Camp Bow Wow featured in Crain’s Denver

Article highlights dog care franchise’s success in the wake of merger with VCA veterinary hospitals

Camp Bow Wow was recently featured in the July, 2016 edition of Crain’s Denver. See the story below:

by Paul Karolyi

When Craig Wilson returned to Colorado five years ago and started scouting new business opportunities, the first thing that impressed him about Camp Bow Wow, a chain of premium doggy day care centers, wasn’t the margins, the staff, or the well-behaved canines.

“I was surprised it didn’t smell like dogs,” he said.

Soon after visiting that first Camp Bow Wow, Wilson invested $700,000 in setting up his own franchise at 1620 S. Abilene St. in Aurora. Customers quickly responded to the same professionalism and quality care that Wilson initially observed, and nine months after opening in October 2014, he broke even on his investment.

Wilson’s story wouldn’t be remarkable if it hadn’t been going on amid Camp Bow Wow’s transition from a founder-led enterprise to a subsidiary of a national chain.

Two months before Wilson opened his franchise, founder Heidi Ganahl sold Camp Bow Wow to VCA Inc., a national chain of veterinary hospitals based in Los Angeles, for an undisclosed sum.

Though the deal created some uncertainty at the time, the new ownership has maintained the operation’s growth. Still based in Broomfield, Colorado, Camp Bow Wow in 2015 generated almost $100 million in revenues and recorded a 13 percent annual growth rate, more than double the pet care industry’s 5 percent rate, according to the American Pet Products Association.

Back in 2000, when Ganahl opened the first Camp Bow Wow in Denver, her design choices stemmed from personal experience. She and her husband traveled a lot, she says, and they didn’t like leaving their dogs in traditional kennels, where dogs are locked in cages for much of the day with few breaks, little attention, and minimal exercise.

Ganahl first envisioned the summer-camp-for-dogs concept that has attracted Wilson and millions of other dog-lovers since she began franchising in 2003.

The basic idea was simple. Instead of “You go to Hawaii, and your dog goes to jail,” as Camp Bow Wow’s current president Christina Russell puts it, Camp Bow Wow began offering a high-end alternative. There are temperature-controlled environments, dog-loving employees, and now live-streaming webcams for patrons to check in on their pets from afar.

Camp Bow Wow also offers training, grooming, a small selection of pet care products for sale, and as of 2009, in-home care for the 5 to 10 percent of dogs it turns away. Dogs must be older than four months, spayed or neutered, and pass a staged behavior evaluation in order to receive service.

The premium services come with a price – starting at $25 for a single day of care and $39 for a night – that many dog owners are willing to pay to keep their beloved pets out of traditional kennels.

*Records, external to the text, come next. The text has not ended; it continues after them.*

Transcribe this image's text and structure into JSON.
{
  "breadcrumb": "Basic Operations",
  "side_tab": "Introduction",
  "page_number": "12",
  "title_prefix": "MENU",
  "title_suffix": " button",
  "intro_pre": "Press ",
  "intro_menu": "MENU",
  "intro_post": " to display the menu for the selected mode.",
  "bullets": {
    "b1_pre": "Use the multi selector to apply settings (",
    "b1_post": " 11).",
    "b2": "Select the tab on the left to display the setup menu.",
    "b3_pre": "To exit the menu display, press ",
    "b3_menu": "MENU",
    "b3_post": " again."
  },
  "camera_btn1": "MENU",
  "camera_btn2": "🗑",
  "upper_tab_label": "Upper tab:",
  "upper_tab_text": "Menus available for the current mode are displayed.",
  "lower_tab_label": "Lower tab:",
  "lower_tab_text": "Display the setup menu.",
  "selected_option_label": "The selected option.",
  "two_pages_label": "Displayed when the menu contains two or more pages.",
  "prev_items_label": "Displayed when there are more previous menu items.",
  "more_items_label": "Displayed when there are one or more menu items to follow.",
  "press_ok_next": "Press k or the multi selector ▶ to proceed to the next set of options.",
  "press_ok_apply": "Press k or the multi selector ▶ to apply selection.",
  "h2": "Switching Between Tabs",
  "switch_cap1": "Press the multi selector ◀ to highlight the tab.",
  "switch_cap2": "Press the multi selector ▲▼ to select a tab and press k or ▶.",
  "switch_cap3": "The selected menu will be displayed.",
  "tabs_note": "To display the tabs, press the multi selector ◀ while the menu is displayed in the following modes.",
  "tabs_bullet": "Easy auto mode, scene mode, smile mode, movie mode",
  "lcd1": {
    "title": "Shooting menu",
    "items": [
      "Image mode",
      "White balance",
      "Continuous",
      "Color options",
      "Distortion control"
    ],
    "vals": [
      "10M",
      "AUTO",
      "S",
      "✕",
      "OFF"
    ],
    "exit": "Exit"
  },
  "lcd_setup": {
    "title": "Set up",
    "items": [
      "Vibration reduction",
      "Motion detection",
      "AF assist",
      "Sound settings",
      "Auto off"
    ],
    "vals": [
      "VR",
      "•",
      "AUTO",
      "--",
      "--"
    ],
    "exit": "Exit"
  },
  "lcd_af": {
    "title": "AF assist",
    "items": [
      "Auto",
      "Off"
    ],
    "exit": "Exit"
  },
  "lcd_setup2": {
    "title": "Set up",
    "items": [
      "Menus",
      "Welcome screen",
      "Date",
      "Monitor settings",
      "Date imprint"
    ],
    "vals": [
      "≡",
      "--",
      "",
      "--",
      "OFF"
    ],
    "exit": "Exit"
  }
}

Though the business struggled in its early years, it found its footing. According to a report in the Wall Street Journal from August 2014, the month Ganahl sold the company, Camp Bow Wow had generated $71 million in sales the previous year and employed around 3,500 people across 122 camps and seven house-call operations.

Nearly two years after the sale, there are now 134 Camp Bow Wow enterprises operating around the country, with 35 more set to open within the next year, according to Russell.

Ganahl remains involved in Camp Bow Wow’s operations in an advisory role, but she is currently focused on campaigning for an at-large seat on the University of Colorado Board of Regents.

Russell now runs the day-to-day operations out of the company’s Broomfield office. She spent 15 years working for Curves International, the women’s fitness franchise, before taking over the leash at Camp Bow Wow in 2014. As a dog lover herself, Russell says the opportunity appealed to her mission-driven sensibility.

“Everyone here really loves dogs,” she said, “we have dogs in the office all the time.”

But Russell faces a challenge familiar to other executives who have taken over previously founder-led companies: How to uphold the singular vision that made the company successful while expanding the business?

Russell says her main focus has been transitioning to the next generation of franchises. Many of the 10-year contracts early franchisees made with Ganahl are expiring soon.

“Eight are up for renewal this year and closer to 20 are up in 2017,” she said.

So far, it appears to be going okay. In addition to the industry-beating growth, Russell reported that Camp Bow Wow had 15 current franchise owners invest in either second or third locations in 2015.

Although his franchise opened after the sale, Wilson says he barely noticed the change in leadership as he was getting things set up.

It’s not all kibble and fetch, however. Wilson has had some issues with the head office since opening.

“Sometimes they won’t let me do what I want to do,” he said. But overall, he says they’ve been “extremely helpful,” adding he’s already fairly certain he will renew his 10-year contract when it expires.

“If things stay the way they are, I’ll probably try to open a second location in the next couple of years.”